Fresh from the election campaign, president-elect Francois Hollande faces a new battle with France's European partners, in particular Germany, to add a growth pact to balance the EU's new compact on strict budgetary discipline.
The handover of power by Nicolas Sarkozy should take place by May 15 at the latest, but the Socialist will immediately begin consultations with EU partners on his emblematic campaign initiative, according to his advisors.
The goal is to advance the proposal on a growth compact to the stage of a memorandum that would be transmitted to European capitals for consideration by the end of the month.
The fiscal compact treaty requiring cutting deficits and debt was signed at the beginning of March by 25 EU states and has already been ratified by several.
Once sworn into office Hollande will meet with German Chancellor Angela Merkel, where they are expected to lay the groundwork for an informal summit of EU leaders on growth to be held at the end of the month or June, and a formal summit on June 28 and 29.
For Merkel, the main advocate of austerity in public finances, it is out of the question to reopen debate on the fiscal compact.
Will the new French president clash with the German leader?
During the campaign Hollande vowed repeatedly to "renegotiate" the fiscal compact or to "complete" it with measures to achieve economic growth, which would ease the task of cutting deficits.
It remains to be seen on which Hollande will now place the emphasis, but his advisors sound a reassuring tone.

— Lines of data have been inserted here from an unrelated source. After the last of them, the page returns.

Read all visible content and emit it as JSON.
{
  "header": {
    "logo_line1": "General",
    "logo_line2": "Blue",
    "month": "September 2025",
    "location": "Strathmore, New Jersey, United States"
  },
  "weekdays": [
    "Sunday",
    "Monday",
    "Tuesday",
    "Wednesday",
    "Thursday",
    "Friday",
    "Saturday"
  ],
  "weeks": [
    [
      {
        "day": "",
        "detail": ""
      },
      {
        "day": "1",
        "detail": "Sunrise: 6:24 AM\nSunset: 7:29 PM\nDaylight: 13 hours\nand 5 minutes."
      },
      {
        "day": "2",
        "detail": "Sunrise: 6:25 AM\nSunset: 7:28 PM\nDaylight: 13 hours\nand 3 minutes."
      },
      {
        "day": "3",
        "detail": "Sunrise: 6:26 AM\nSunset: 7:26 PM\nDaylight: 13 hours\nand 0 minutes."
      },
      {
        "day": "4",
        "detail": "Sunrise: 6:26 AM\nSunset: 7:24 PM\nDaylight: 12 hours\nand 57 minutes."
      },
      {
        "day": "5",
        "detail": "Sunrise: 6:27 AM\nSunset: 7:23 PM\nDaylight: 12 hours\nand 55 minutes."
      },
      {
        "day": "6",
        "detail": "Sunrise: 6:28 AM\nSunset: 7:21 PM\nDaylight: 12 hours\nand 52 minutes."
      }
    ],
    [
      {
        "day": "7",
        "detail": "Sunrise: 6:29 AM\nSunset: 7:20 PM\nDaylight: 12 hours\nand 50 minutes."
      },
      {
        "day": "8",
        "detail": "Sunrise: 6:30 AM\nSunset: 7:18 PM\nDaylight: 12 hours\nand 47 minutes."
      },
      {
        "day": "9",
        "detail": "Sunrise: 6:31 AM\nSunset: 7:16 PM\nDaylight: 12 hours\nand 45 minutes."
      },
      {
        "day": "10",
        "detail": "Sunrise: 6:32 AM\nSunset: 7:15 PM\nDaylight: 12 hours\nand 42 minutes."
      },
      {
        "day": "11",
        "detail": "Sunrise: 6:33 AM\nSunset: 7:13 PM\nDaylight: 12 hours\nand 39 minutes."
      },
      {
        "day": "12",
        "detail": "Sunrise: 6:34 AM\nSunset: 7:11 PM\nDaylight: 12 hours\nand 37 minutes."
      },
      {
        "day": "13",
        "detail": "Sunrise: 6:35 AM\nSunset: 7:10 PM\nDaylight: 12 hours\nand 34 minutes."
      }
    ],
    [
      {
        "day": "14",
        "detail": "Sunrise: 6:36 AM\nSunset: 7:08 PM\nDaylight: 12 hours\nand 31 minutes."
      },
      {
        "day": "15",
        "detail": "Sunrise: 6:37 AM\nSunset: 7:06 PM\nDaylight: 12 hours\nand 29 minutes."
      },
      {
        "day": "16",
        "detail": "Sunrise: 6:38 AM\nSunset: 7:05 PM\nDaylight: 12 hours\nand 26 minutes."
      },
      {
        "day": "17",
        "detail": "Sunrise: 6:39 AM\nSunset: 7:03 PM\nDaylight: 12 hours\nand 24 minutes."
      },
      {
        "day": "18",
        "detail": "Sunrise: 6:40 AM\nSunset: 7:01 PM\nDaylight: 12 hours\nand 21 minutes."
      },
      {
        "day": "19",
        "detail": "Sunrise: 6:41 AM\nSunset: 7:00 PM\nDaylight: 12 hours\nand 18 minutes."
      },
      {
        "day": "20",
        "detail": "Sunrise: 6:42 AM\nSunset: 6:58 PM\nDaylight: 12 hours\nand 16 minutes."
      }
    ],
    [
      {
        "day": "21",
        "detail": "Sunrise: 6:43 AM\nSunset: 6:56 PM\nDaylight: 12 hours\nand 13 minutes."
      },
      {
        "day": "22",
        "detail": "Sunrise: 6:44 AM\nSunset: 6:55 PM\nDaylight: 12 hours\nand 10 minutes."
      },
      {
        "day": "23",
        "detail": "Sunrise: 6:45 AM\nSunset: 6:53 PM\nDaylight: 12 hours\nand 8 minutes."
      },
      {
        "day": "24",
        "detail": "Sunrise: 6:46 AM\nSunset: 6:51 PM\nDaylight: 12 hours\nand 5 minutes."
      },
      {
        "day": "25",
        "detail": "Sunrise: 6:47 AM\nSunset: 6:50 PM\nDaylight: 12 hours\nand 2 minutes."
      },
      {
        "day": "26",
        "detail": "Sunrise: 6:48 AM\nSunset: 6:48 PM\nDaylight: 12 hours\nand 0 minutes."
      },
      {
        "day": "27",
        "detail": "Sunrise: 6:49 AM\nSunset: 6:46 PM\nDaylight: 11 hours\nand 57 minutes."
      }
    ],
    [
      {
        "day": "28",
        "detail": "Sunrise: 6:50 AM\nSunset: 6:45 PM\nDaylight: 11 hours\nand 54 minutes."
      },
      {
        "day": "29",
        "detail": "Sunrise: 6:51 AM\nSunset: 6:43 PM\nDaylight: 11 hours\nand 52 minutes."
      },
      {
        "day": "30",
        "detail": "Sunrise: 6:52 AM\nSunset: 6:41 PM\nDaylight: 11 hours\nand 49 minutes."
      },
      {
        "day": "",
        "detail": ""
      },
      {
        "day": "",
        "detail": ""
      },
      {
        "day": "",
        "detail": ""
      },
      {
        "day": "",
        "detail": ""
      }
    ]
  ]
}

"In reality, we're satisfied overall with the budget discipline rules," a confidant of the president-elect told AFP. "We'll ratify the treaty, on the condition it is included in a balanced package with a real section on growth."
According to another confidant, Berlin will be little surprised by Hollande. While there have been no direct contacts, "the German embassy in Paris has worked to understand our positions."

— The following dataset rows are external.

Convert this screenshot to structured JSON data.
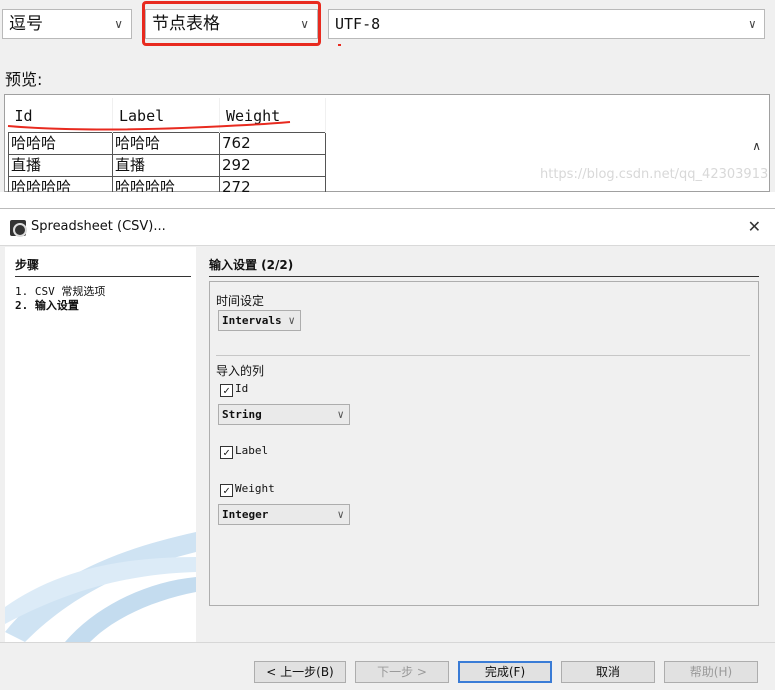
{
  "top": {
    "delimiter_value": "逗号",
    "import_as_value": "节点表格",
    "charset_value": "UTF-8",
    "preview_label": "预览:",
    "columns": [
      "Id",
      "Label",
      "Weight"
    ],
    "rows": [
      [
        "哈哈哈",
        "哈哈哈",
        "762"
      ],
      [
        "直播",
        "直播",
        "292"
      ],
      [
        "哈哈哈哈",
        "哈哈哈哈",
        "272"
      ]
    ],
    "watermark": "https://blog.csdn.net/qq_42303913",
    "annotation_color": "#e82a1f"
  },
  "dialog": {
    "title": "Spreadsheet (CSV)...",
    "steps_header": "步骤",
    "steps": [
      "1.  CSV 常规选项",
      "2.  输入设置"
    ],
    "content_header": "输入设置 (2/2)",
    "time_label": "时间设定",
    "time_value": "Intervals",
    "columns_label": "导入的列",
    "cols": [
      {
        "name": "Id",
        "checked": true,
        "type": "String"
      },
      {
        "name": "Label",
        "checked": true
      },
      {
        "name": "Weight",
        "checked": true,
        "type": "Integer"
      }
    ],
    "buttons": {
      "back": "< 上一步(B)",
      "next": "下一步 >",
      "finish": "完成(F)",
      "cancel": "取消",
      "help": "帮助(H)"
    }
  }
}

Francois Hollande appears confident, knowing he has already shifted the terms of the debate.
"There will be a growth compact," he said before the election.
One after the other, European leaders including Merkel have begun talking of the need to make growth a priority, even if their language and proposals sometimes differ from Hollande's.
"The general impression is that, despite points of disagreement, it is possible to talk" with the Germans, said Karine Berger, an economist who was a member of Hollande's campaign team.
For her, "the points advanced by Francois Hollande are very pragmatic, we should launch projects favouring growth."
A number of his proposals have already found support, including boosting the capacity of the European Investment Bank and EU funds to invest in infrastructure and renewable energy.
The proposals, several of which including a financial transaction tax have been languishing in Brussels, "could get a second wind from Hollande's election," said a European diplomat.
Finding an acceptable solution may not be so easy as Hollande won't be content with just a declaration of intentions or a non-binding agreement, said one of his advisors.
"The uncertainty should be removed as quick as possible, including to reassure the markets," said the advisor.
And controversial points could resurface as well. Hollande hasn't totally excluded the pooling of the debts of eurozone states via eurobonds or pushing the European Central Bank to take on a greater role, two ideas that Berlin strongly opposes.